WEEK OF JANUARY 31, 2022
Data Privacy Day 2022: Prioritising data security and privacy need of the hour, say experts and enterprises
- As we celebrate Data Privacy Day on January 28, leading enterprises and experts highlight the importance of the need to prioritise data privacy.
- Toward the end of 2021, cyber attacks against corporate networks increased by a staggering 50 per cent as compared to 2020 with the education and research sector being the hardest hit, averaging 1,605 attacks per week.
- Government organisations, communications companies and internet service providers were a close second, according to Israeli cybersecurity firm Check Point Research.
Healthcare industry most common victim of third-party breaches last year
- Ransomware was the most common attack method behind third-party breaches in 2021, initiating more than one out of four incidents analyzed.

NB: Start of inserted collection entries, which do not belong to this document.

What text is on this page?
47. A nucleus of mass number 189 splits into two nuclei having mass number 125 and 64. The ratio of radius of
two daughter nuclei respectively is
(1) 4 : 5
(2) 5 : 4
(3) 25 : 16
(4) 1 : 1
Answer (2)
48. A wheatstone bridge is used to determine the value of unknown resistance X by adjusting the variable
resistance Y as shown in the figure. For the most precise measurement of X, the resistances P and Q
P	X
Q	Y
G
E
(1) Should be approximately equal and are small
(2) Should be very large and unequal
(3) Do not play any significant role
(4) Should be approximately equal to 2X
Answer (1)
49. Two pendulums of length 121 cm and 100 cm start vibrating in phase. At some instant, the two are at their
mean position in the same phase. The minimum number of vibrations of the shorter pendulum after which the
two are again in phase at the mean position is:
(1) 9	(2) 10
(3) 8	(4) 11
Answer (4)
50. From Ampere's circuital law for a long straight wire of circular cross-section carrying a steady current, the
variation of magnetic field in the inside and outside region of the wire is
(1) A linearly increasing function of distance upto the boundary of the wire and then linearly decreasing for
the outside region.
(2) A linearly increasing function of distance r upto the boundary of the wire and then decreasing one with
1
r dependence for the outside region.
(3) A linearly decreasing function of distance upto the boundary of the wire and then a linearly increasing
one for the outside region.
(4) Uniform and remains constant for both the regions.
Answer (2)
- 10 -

- Despite immense cybersecurity improvements following the onset of the COVID-19 pandemic, the healthcare industry was the most common victim of attacks caused by third parties, accounting for 33% of incidents last year.
- With its rich and diverse personally-identifiable information (PII) data, the government sector accounted for 14% of third party attacks in 2021.
- Attackers were able to infiltrate networks and steal data through a variety of methods including exploiting weak passwords and access controls to gain unauthorized network access. Insecure external facing servers and databases also provided easy access to valuable data.
French Ministry of Justice targeted in ransomware attack
- Cybercriminals claim to have breached systems belonging to France’s Ministry of Justice and they are threatening to make public the files stolen from the government organization.
- Threat actors who are using the ransomware named LockBit 2.0 have posted a message on their Tor-based leak website claiming to have stolen files from the Ministry of Justice’s systems.
- “The French Ministry of Justice is aware of the alert and has immediately taken actions to proceed to the needed verifications, in collaboration with the competent services in this field,” the statement reads.
- The hackers state on their website that an unspecified amount of stolen data will be made public in two weeks from now, on February 10.
FBI warns of hacker attacks conducted by Iranian cyber firm
- The FBI this week issued a private industry notification to warn organizations about the malicious activities conducted by an Iranian cyber company named Emennet Pasargad.
- The agency has described their tactics, techniques and procedures (TTPs) and it has shared several recommendations for preventing and detecting attacks.
- In November 2021, the U.S Treasury Department announced sanctions against six Iranian nationals and a company involved in a campaign whose goal was to influence the 2020 presidential election.
- The company in question is Emennet Pasargad, previously known as Eeleyanet Gostar and Net Peygard Samavat — the company has regularly rebranded to evade U.S. sanctions. Emennet has provided cybersecurity services within Iran, including to government organizations.
North Korea loses internet in suspected cyber-attack
- North Korea has experienced an internet outage that may have been caused by a cyber-attack.
- The country lost internet access for approximately six hours on Wednesday morning local time. The incident was the second outage to hit North Korea in the past two weeks.
- Junade Ali, a cybersecurity researcher who monitors various North Korean web and email servers from a location in Britain, told Reuters that the latest outage could have resulted from distributed denial-of-service (DDoS) attack.
- Within a few hours of the suspected DDoS attack, servers supporting email were back up and running. However, disruption and downtime continued to impact individual web servers of institutions, including North Korea’s ministry of foreign affairs, the Air Koryo airline, and Naenara – the official portal for the North Korean government.
Linux bug in all major distros: ‘An attacker’s dream come true’
- The 12-year-old flaw in the sudo-like Polkit’s pkexec tool, found in all major Linux distributions, is likely to be exploited in the wild within days.
- Every major Linux distribution has an easily exploited memory-corruption bug that’s been lurking for 12 years – a stunning revelation that’s likely to be followed soon by in-the-wild exploits, researchers warn.
- The vulnerability – tracked as CVE-2021-4034, with a CVSS criticality score of 7.8 – is found in Polkit’s pkexec function.
- Polkit (formerly PolicyKit) provides an organized way for non-privileged processes to communicate with privileged processes, Qualys explained, and can be used to execute commands with elevated privileges using the command pkexec, followed by the command intended to be executed (with root permission).